Le parti pris du temps réel et de la concentration dramatique sur quarante-huit heures transforme le quotidien précaire en une course haletante contre la montre. Et à cette tension du rythme frénétique de l’image, Lojkine ajoute une couche supplémentaire d'angoisse : l'apprentissage laborieux d'un récit mensonger destiné à convaincre l'OFPRA (Office Français de Protection des Réfugiés et Apatrides), une histoire politique inventée selon laquelle Souleymane serait un opposant politique de l’UFDG (Union des Forces Démocratiques de Guinée) qu’il peine à mémoriser. Le téléphone portable, omniprésent, devient alors un outil vital, les notifications et les sonneries rythmant cette existence fragmentée.

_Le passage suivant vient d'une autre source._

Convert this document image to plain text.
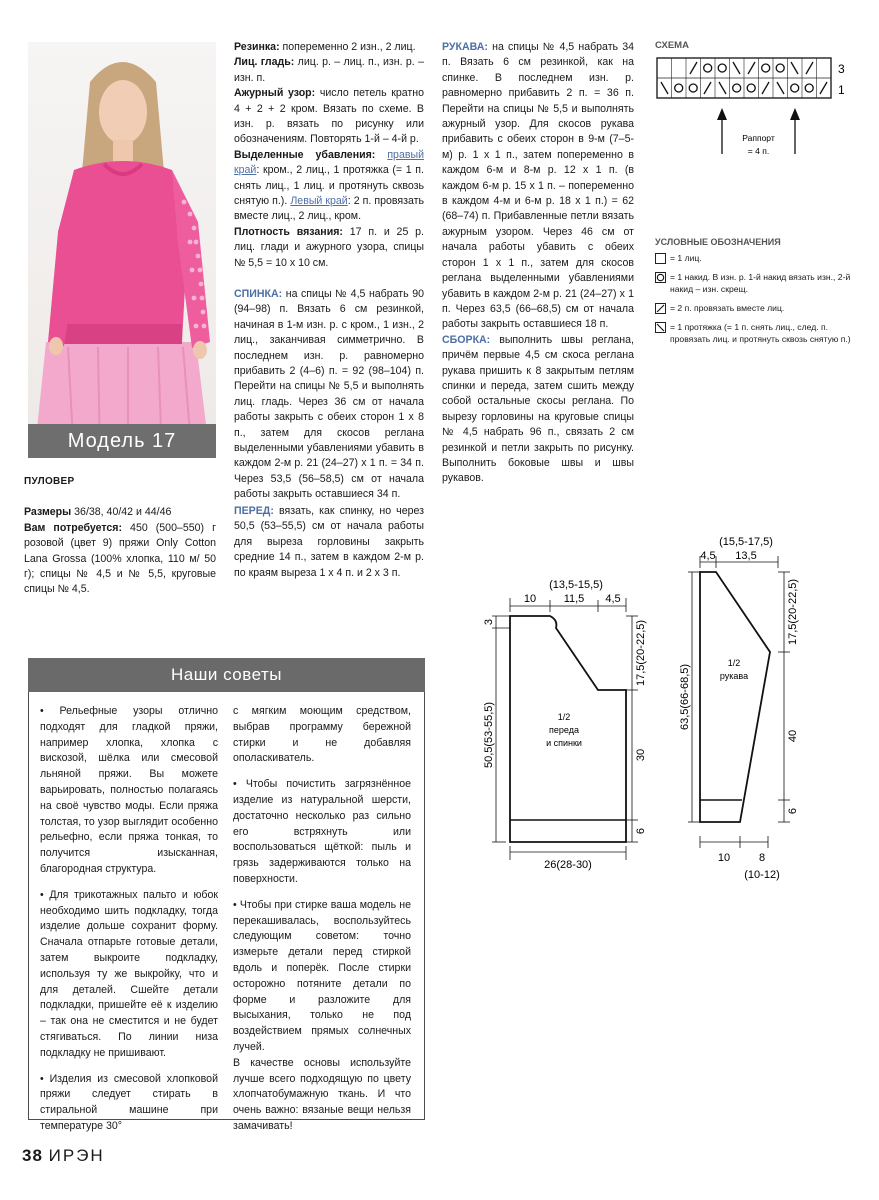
Модель 17
ПУЛОВЕР
Размеры 36/38, 40/42 и 44/46
Вам потребуется: 450 (500–550) г розовой (цвет 9) пряжи Only Cotton Lana Grossa (100% хлопка, 110 м/ 50 г); спицы № 4,5 и № 5,5, круговые спицы № 4,5.

Резинка: попеременно 2 изн., 2 лиц.

Лиц. гладь: лиц. р. – лиц. п., изн. р. – изн. п.

Ажурный узор: число петель кратно 4 + 2 + 2 кром. Вязать по схеме. В изн. р. вязать по рисунку или обозначениям. Повторять 1-й – 4-й р.

Выделенные убавления: правый край: кром., 2 лиц., 1 протяжка (= 1 п. снять лиц., 1 лиц. и протянуть сквозь снятую п.). Левый край: 2 п. провязать вместе лиц., 2 лиц., кром.

Плотность вязания: 17 п. и 25 р. лиц. глади и ажурного узора, спицы № 5,5 = 10 х 10 см.

СПИНКА: на спицы № 4,5 набрать 90 (94–98) п. Вязать 6 см резинкой, начиная в 1-м изн. р. с кром., 1 изн., 2 лиц., заканчивая симметрично. В последнем изн. р. равномерно прибавить 2 (4–6) п. = 92 (98–104) п. Перейти на спицы № 5,5 и выполнять лиц. гладь. Через 36 см от начала работы закрыть с обеих сторон 1 х 8 п., затем для скосов реглана выделенными убавлениями убавить в каждом 2-м р. 21 (24–27) х 1 п. = 34 п. Через 53,5 (56–58,5) см от начала работы закрыть оставшиеся 34 п.

ПЕРЕД: вязать, как спинку, но через 50,5 (53–55,5) см от начала работы для выреза горловины закрыть средние 14 п., затем в каждом 2-м р. по краям выреза 1 х 4 п. и 2 х 3 п.

РУКАВА: на спицы № 4,5 набрать 34 п. Вязать 6 см резинкой, как на спинке. В последнем изн. р. равномерно прибавить 2 п. = 36 п. Перейти на спицы № 5,5 и выполнять ажурный узор. Для скосов рукава прибавить с обеих сторон в 9-м (7–5-м) р. 1 х 1 п., затем попеременно в каждом 6-м и 8-м р. 12 х 1 п. (в каждом 6-м р. 15 х 1 п. – попеременно в каждом 4-м и 6-м р. 18 х 1 п.) = 62 (68–74) п. Прибавленные петли вязать ажурным узором. Через 46 см от начала работы убавить с обеих сторон 1 х 1 п., затем для скосов реглана выделенными убавлениями убавить в каждом 2-м р. 21 (24–27) х 1 п. Через 63,5 (66–68,5) см от начала работы закрыть оставшиеся 18 п.

СБОРКА: выполнить швы реглана, причём первые 4,5 см скоса реглана рукава пришить к 8 закрытым петлям спинки и переда, затем сшить между собой остальные скосы реглана. По вырезу горловины на круговые спицы № 4,5 набрать 96 п., связать 2 см резинкой и петли закрыть по рисунку. Выполнить боковые швы и швы рукавов.

СХЕМА
3
1
Раппорт
= 4 п.
УСЛОВНЫЕ ОБОЗНАЧЕНИЯ
= 1 лиц.
= 1 накид. В изн. р. 1-й накид вязать изн., 2-й накид – изн. скрещ.
= 2 п. провязать вместе лиц.
= 1 протяжка (= 1 п. снять лиц., след. п. провязать лиц. и протянуть сквозь снятую п.)
(13,5-15,5)
10	11,5 4,5
3
50,5(53-55,5)
17,5(20-22,5)
30
6
1/2
переда
и спинки
26(28-30)
(15,5-17,5)
4,5 13,5
63,5(66-68,5)
17,5(20-22,5)
40
6
1/2
рукава
10	8
(10-12)
Наши советы

• Рельефные узоры отлично подходят для гладкой пряжи, например хлопка, хлопка с вискозой, шёлка или смесовой льняной пряжи. Вы можете варьировать, полностью полагаясь на своё чувство моды. Если пряжа толстая, то узор выглядит особенно рельефно, если пряжа тонкая, то получится изысканная, благородная структура.

• Для трикотажных пальто и юбок необходимо шить подкладку, тогда изделие дольше сохранит форму. Сначала отпарьте готовые детали, затем выкроите подкладку, используя ту же выкройку, что и для деталей. Сшейте детали подкладки, пришейте её к изделию – так она не сместится и не будет стягиваться. По линии низа подкладку не пришивают.

• Изделия из смесовой хлопковой пряжи следует стирать в стиральной машине при температуре 30°

с мягким моющим средством, выбрав программу бережной стирки и не добавляя ополаскиватель.

• Чтобы почистить загрязнённое изделие из натуральной шерсти, достаточно несколько раз сильно его встряхнуть или воспользоваться щёткой: пыль и грязь задерживаются только на поверхности.

• Чтобы при стирке ваша модель не перекашивалась, воспользуйтесь следующим советом: точно измерьте детали перед стиркой вдоль и поперёк. После стирки осторожно потяните детали по форме и разложите для высыхания, только не под воздействием прямых солнечных лучей.

В качестве основы используйте лучше всего подходящую по цвету хлопчатобумажную ткань. И что очень важно: вязаные вещи нельзя замачивать!

38 ИРЭН
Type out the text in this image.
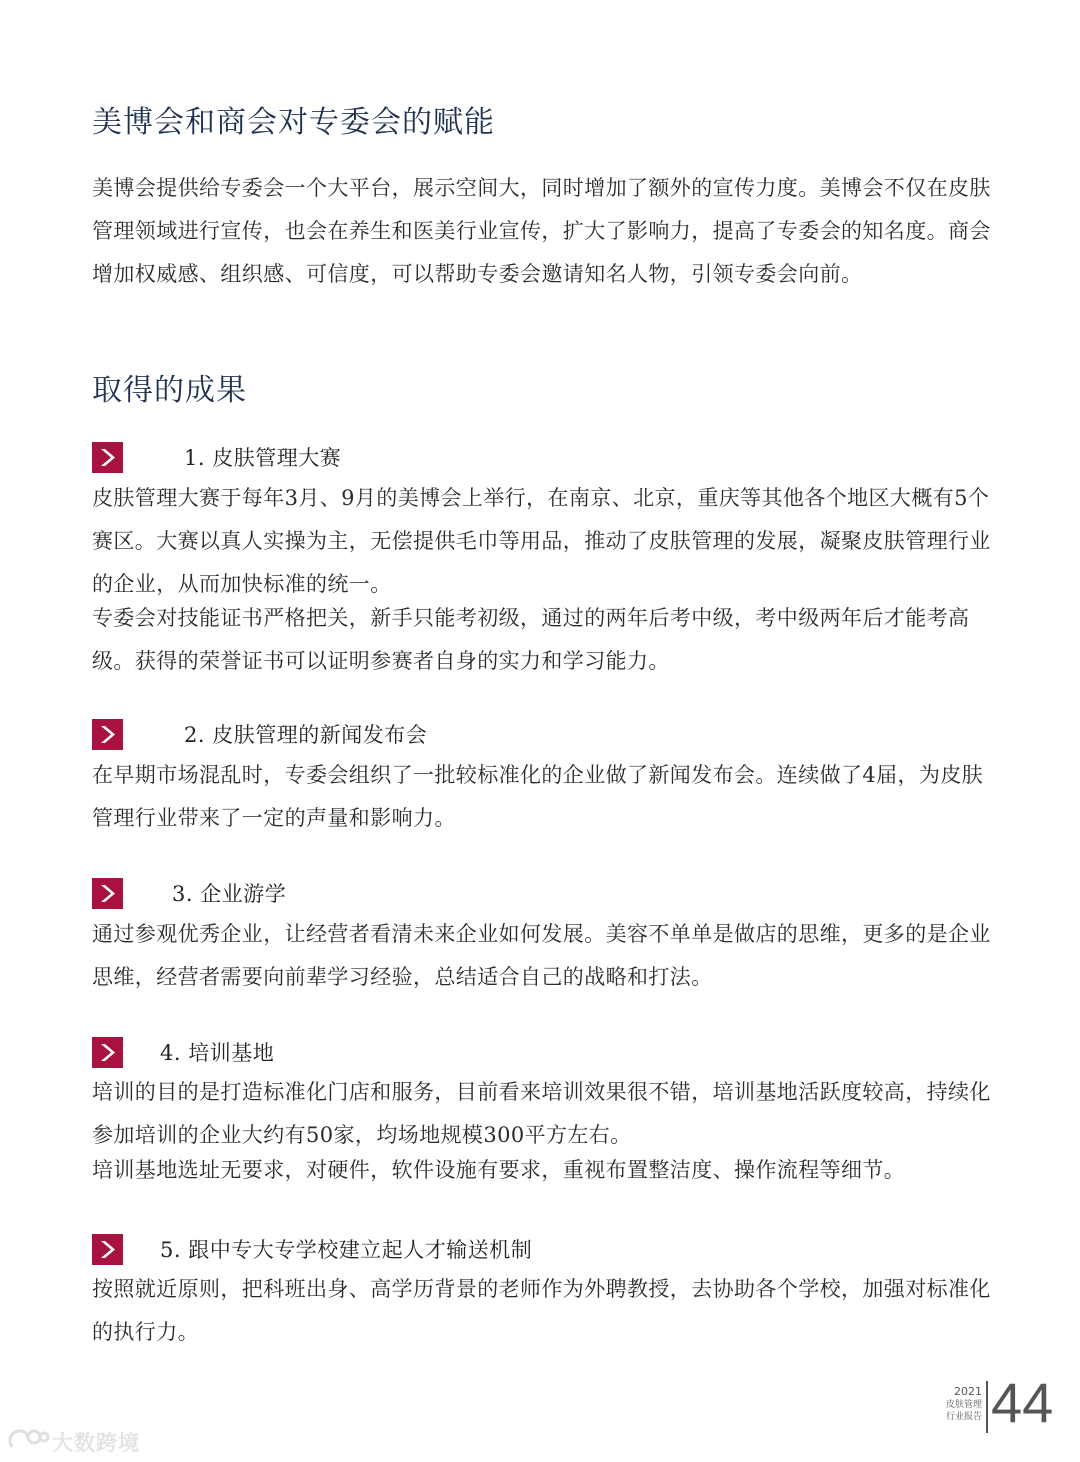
美博会和商会对专委会的赋能

美博会提供给专委会一个大平台，展示空间大，同时增加了额外的宣传力度。美博会不仅在皮肤管理领域进行宣传，也会在养生和医美行业宣传，扩大了影响力，提高了专委会的知名度。商会增加权威感、组织感、可信度，可以帮助专委会邀请知名人物，引领专委会向前。

取得的成果
1. 皮肤管理大赛

皮肤管理大赛于每年3月、9月的美博会上举行，在南京、北京，重庆等其他各个地区大概有5个赛区。大赛以真人实操为主，无偿提供毛巾等用品，推动了皮肤管理的发展，凝聚皮肤管理行业的企业，从而加快标准的统一。

专委会对技能证书严格把关，新手只能考初级，通过的两年后考中级，考中级两年后才能考高级。获得的荣誉证书可以证明参赛者自身的实力和学习能力。

2. 皮肤管理的新闻发布会

在早期市场混乱时，专委会组织了一批较标准化的企业做了新闻发布会。连续做了4届，为皮肤管理行业带来了一定的声量和影响力。

3. 企业游学

通过参观优秀企业，让经营者看清未来企业如何发展。美容不单单是做店的思维，更多的是企业思维，经营者需要向前辈学习经验，总结适合自己的战略和打法。

4. 培训基地

培训的目的是打造标准化门店和服务，目前看来培训效果很不错，培训基地活跃度较高，持续化参加培训的企业大约有50家，均场地规模300平方左右。

培训基地选址无要求，对硬件，软件设施有要求，重视布置整洁度、操作流程等细节。

5. 跟中专大专学校建立起人才输送机制

按照就近原则，把科班出身、高学历背景的老师作为外聘教授，去协助各个学校，加强对标准化的执行力。

2021
皮肤管理
行业报告 44
大数跨境
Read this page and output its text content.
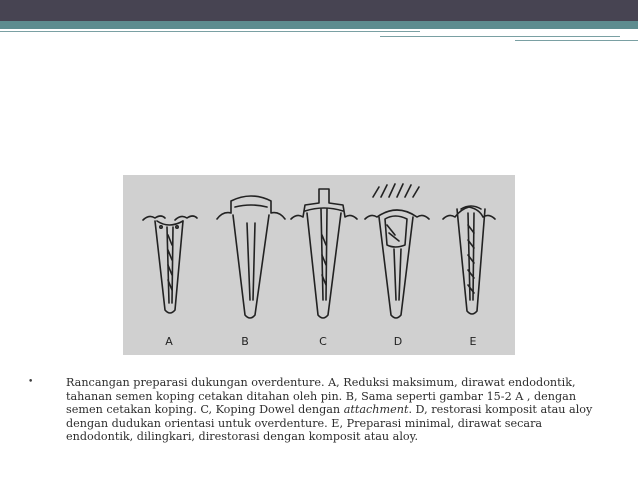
A	B	C	D	E
•	Rancangan preparasi dukungan overdenture. A, Reduksi maksimum, dirawat endodontik, tahanan semen koping cetakan ditahan oleh pin. B, Sama seperti gambar 15-2 A , dengan semen cetakan koping. C, Koping Dowel dengan attachment. D, restorasi komposit atau aloy dengan dudukan orientasi untuk overdenture. E, Preparasi minimal, dirawat secara endodontik, dilingkari, direstorasi dengan komposit atau aloy.
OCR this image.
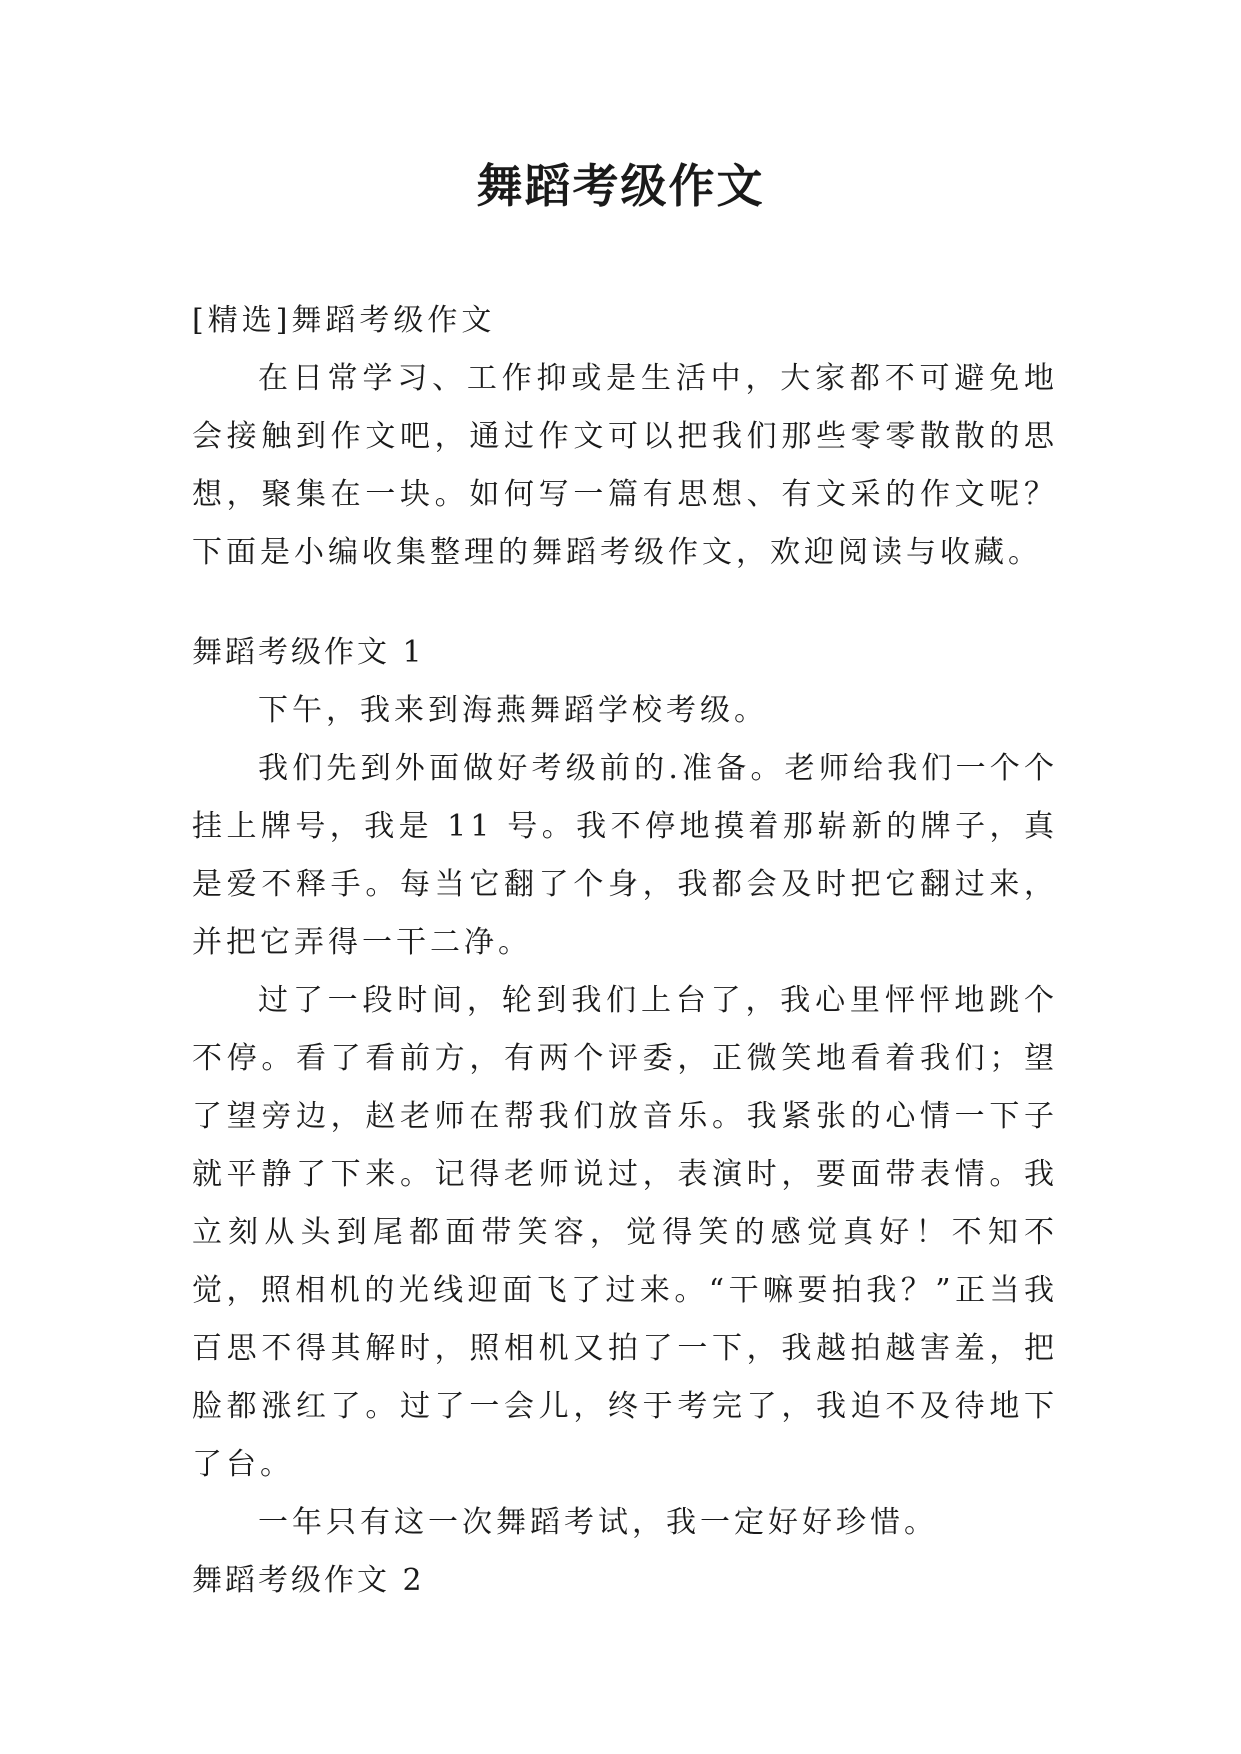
舞蹈考级作文

[精选]舞蹈考级作文

在日常学习、工作抑或是生活中，大家都不可避免地会接触到作文吧，通过作文可以把我们那些零零散散的思想，聚集在一块。如何写一篇有思想、有文采的作文呢？下面是小编收集整理的舞蹈考级作文，欢迎阅读与收藏。

舞蹈考级作文 1

下午，我来到海燕舞蹈学校考级。

我们先到外面做好考级前的.准备。老师给我们一个个挂上牌号，我是 11 号。我不停地摸着那崭新的牌子，真是爱不释手。每当它翻了个身，我都会及时把它翻过来，并把它弄得一干二净。

过了一段时间，轮到我们上台了，我心里怦怦地跳个不停。看了看前方，有两个评委，正微笑地看着我们；望了望旁边，赵老师在帮我们放音乐。我紧张的心情一下子就平静了下来。记得老师说过，表演时，要面带表情。我立刻从头到尾都面带笑容，觉得笑的感觉真好！不知不觉，照相机的光线迎面飞了过来。“干嘛要拍我？”正当我百思不得其解时，照相机又拍了一下，我越拍越害羞，把脸都涨红了。过了一会儿，终于考完了，我迫不及待地下了台。

一年只有这一次舞蹈考试，我一定好好珍惜。

舞蹈考级作文 2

L’un des plus grands mérites du film, salué par la majorité des critiques, est de ne pas diaboliser les figures de l'administration française. La fonctionnaire de l'OFPRA, incarnée par Nina Meurisse, paraît faire son travail dans le respect des règles. Le système est davantage mis en cause que les individus qui le font fonctionner. Cette nuance permet au film d'éviter le manichéisme simpliste et de gagner en complexité. Les obstacles s'accumulent avec une régularité presque parfaite : le compte Uber loué à un tarif abusif, la mère au pays dont il apprend le décès, l'ami qui réclame son argent, le vol du vélo, la batterie de téléphone qui lâche au moment crucial. Cette accumulation finit par construire un personnage dont l'innocence devient si éclatante qu'elle peut paraître suspecte, mais il n’en demeure pas moins un héros tragique.
ENTRE FICTION ET RÉALITÉ
Cependant, on ne peut évoquer “L'histoire de Souleymane“ sans s'arrêter sur la performance de Abou Sangaré, découvert par hasard lors d'un casting alors qu'il travaillait comme mécanicien. Le jeune Guinéen, lui-même sans papiers au moment du tournage, a vu son histoire personnelle nourrir le scénario. Ainsi, certains pans du vécu quotidien de Sangaré vont recouper celui de Soulaymane. Cette interférence entre fiction et réalité a été d’autant plus accentuée par le fait que Sangaré soit un non-professionnel. Cette interférence, ou plutôt cette fusion entre l'acteur et le personnage atteint son apogée dans la scène finale de l'entretien à l'OFPRA, longue séquence d’une forte puissance émotionnelle où Souleymane finit par abandonner le récit appris pour livrer sa vérité. La scène est si bouleversante, la prestation de Sangaré si authentique, qu'on en oublierait presque qu'il s'agit d'une construction dramaturgique.
“L'histoire de Souleymane” est sans conteste un film important, nécessaire même, par la visibilité qu'il donne à des existences invisibilisées et par l'émotion authentique qu'il suscite.
FILMOGRAPHIE DE BORIS LOJKINE (LM)
« Hope » (2014) ; « Camille » (2019) ; « L’histoire de Souleymane » (2024).